2. Betekening dagvaarding
2.1. Betekening in persoon (art. 46 Rv) of aan woonplaats (art. 47 Rv)

Het afschrift van de dagvaarding geldt als het oorspronkelijke exploot (art. 46 lid 2 Rv).
In eerste instantie vindt betekening in persoon plaats; de deurwaarder kan daarnaast een afschrift laten aan de woonplaats aan een huisgenoot van degene voor wie het exploot bestemd is, of aan een andere persoon van wie aannemelijk is dat deze zal bevorderen dat het afschrift degene voor het bestemd is, tijdig bereikt (art. 46 lid 1 Rv). Bij weigering kan de dagvaarding geldig worden betekend op de wijzen als vermeld in art. 46 lid 3 Rv.

Is betekening in persoon als bedoeld in art. 46 lid 1 Rv onmogelijk, dan kan de deurwaarder de dagvaarding aan de woonplaats betekenen; de deurwaarder laat een afschrift aan de woonplaats achter in een gesloten envelop of bezorgt het afschrift terstond per post. Beide handelingen dienen te worden vermeld in het exploot. Bij verzending per post wordt tevens de reden van de feitelijke onmogelijkheid vermeld (art. 47 lid 1 Rv).

2.2. Betekening ten kantore van de advocaat of deurwaarder (art. 63 Rv)
Wordt verzet gedaan, of hoger beroep resp. beroep in cassatie ingesteld, dan kan het exploot worden gedaan aan het kantoor van de advocaat of deurwaarder bij wie degene, voor wie het exploot is bestemd, laatstelijk woonplaats heeft gekozen, ook indien deze een bekende woonplaats of een bekend werkelijk verblijf heeft in een Staat waar Verordening (EG) nr. 1393/2007 (art. 56 lid 1 Rv) van kracht is (art. 63 lid 1 Rv).

2.3. Woonplaats onbekend (art. 54 Rv)

Zijn de woonplaats en het werkelijk verblijf onbekend en betreft het exploot een te voeren of aanhangige procedure, of worden houders van aandelen welke niet op naam staan in rechte opgeroepen, dan wordt de dagvaarding betekend aan het parket van het OM bij het gerecht waar de zaak dient of moet dienen. Dient de zaak of moet de zaak dienen voor de Hoge Raad, dan geschiedt de betekening aan het parket van de P-G bij de Hoge Raad. Een uittreksel van het exploot wordt gepubliceerd in de Staatscourant (art. 54 lid 2 Rv).

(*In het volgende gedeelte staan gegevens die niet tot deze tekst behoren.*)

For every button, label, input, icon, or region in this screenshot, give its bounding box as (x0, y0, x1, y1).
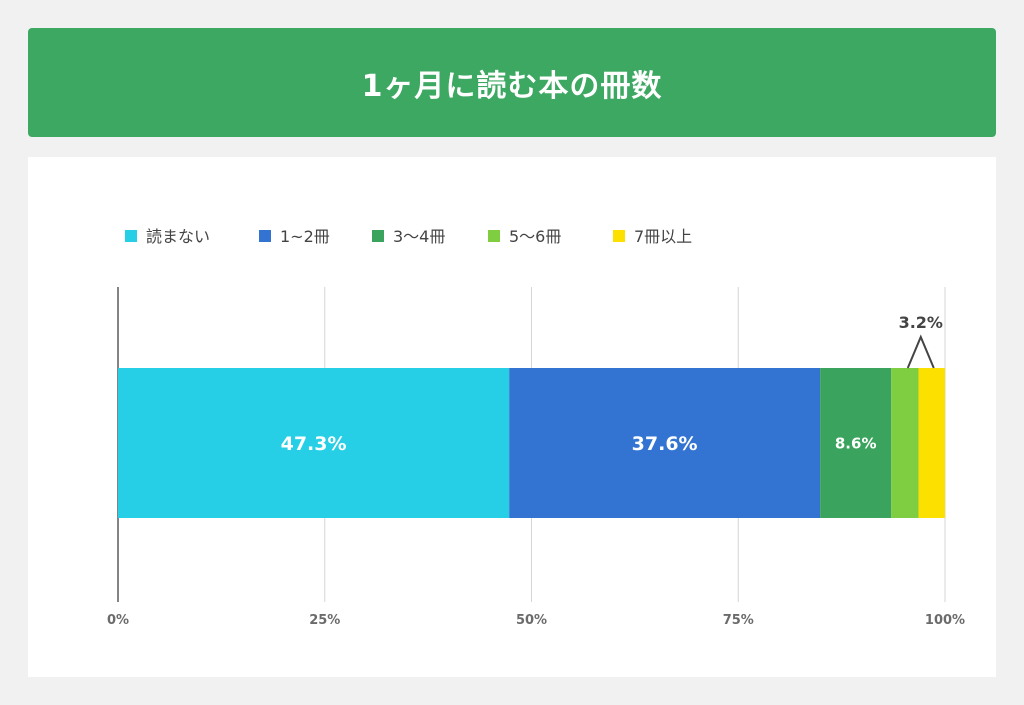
x-axis: 0% 25% 50% 75% 100% (107, 613, 965, 628)
data-label-4: 3.2% (899, 313, 943, 332)
x-tick-label: 0% (107, 613, 129, 628)
bar-segment-1 (509, 368, 821, 518)
legend-label-4: 7冊以上 (634, 227, 692, 246)
legend-swatch-4 (613, 230, 625, 242)
data-labels: 47.3% 37.6% 8.6% 3.2% (281, 313, 943, 455)
x-tick-label: 100% (925, 613, 965, 628)
x-tick-label: 25% (309, 613, 340, 628)
stacked-bar (118, 368, 945, 518)
legend-swatch-1 (259, 230, 271, 242)
chart-svg: 読まない 1~2冊 3～4冊 5～6冊 7冊以上 47.3% 37.6% 8.6%3.2% … (107, 227, 965, 628)
bar-segment-2 (820, 368, 892, 518)
legend-swatch-3 (488, 230, 500, 242)
legend: 読まない 1~2冊 3～4冊 5～6冊 7冊以上 (125, 227, 692, 246)
legend-label-1: 1~2冊 (280, 227, 330, 246)
data-label-1: 37.6% (632, 433, 698, 455)
bar-segment-3 (891, 368, 919, 518)
callout-line-4 (906, 334, 935, 369)
x-tick-label: 50% (516, 613, 547, 628)
data-label-0: 47.3% (281, 433, 347, 455)
x-tick-label: 75% (723, 613, 754, 628)
legend-swatch-2 (372, 230, 384, 242)
data-label-2: 8.6% (835, 434, 877, 452)
legend-swatch-0 (125, 230, 137, 242)
chart-title: 1ヶ月に読む本の冊数 (361, 68, 663, 104)
legend-label-0: 読まない (146, 227, 210, 246)
bar-segment-0 (118, 368, 510, 518)
bar-segment-4 (918, 368, 945, 518)
legend-label-2: 3～4冊 (393, 227, 445, 246)
legend-label-3: 5～6冊 (509, 227, 561, 246)
title-banner: 1ヶ月に読む本の冊数 (28, 28, 996, 137)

2.4.1. Woonplaats buiten Nederland (art. 55 lid 1 Rv)
a. Ten aanzien van hen van wie de woonplaats of het werkelijk verblijf buiten Nederland bekend is, geschiedt de betekening aan het parket van het OM onderscheidenlijk de procureur-generaal, bedoeld in art. 54, tweede en vierde lid Rv; deze zendt een afschrift van het exploot aan het Ministerie van BuZa;
b. Bevindt de woonplaats of het werkelijk verblijf zich in Aruba, Curaçao of Sint Maarten, dan wordt het afschrift door het parket aan het Kabinet van de Gevolmachtigd Minister in Nederland gezonden;
c. Indien de woonplaats c.q. het werkelijk verblijf zich bevindt in één van de openbare lichamen Bonaire, Sint Eustatius en Saba, dan zendt het parket een afschrift naar de Nederlandse Minister van Justitie.

2.4.2. Betekening buiten Nederland (BetVo)
Wanneer de gedaagde in één van de lidstaten van de EU woont, heeft Verordening (EG) Nr. 1393/2007 inzake de betekening en kennisgeving in de lidstaten van gerechtelijke en buitengerechtelijke stukken in burgerlijke en handelszaken (BetVo) voorrang op bestaande betekeningsverdragen, waaronder het Haags Betekeningsverdrag 1969.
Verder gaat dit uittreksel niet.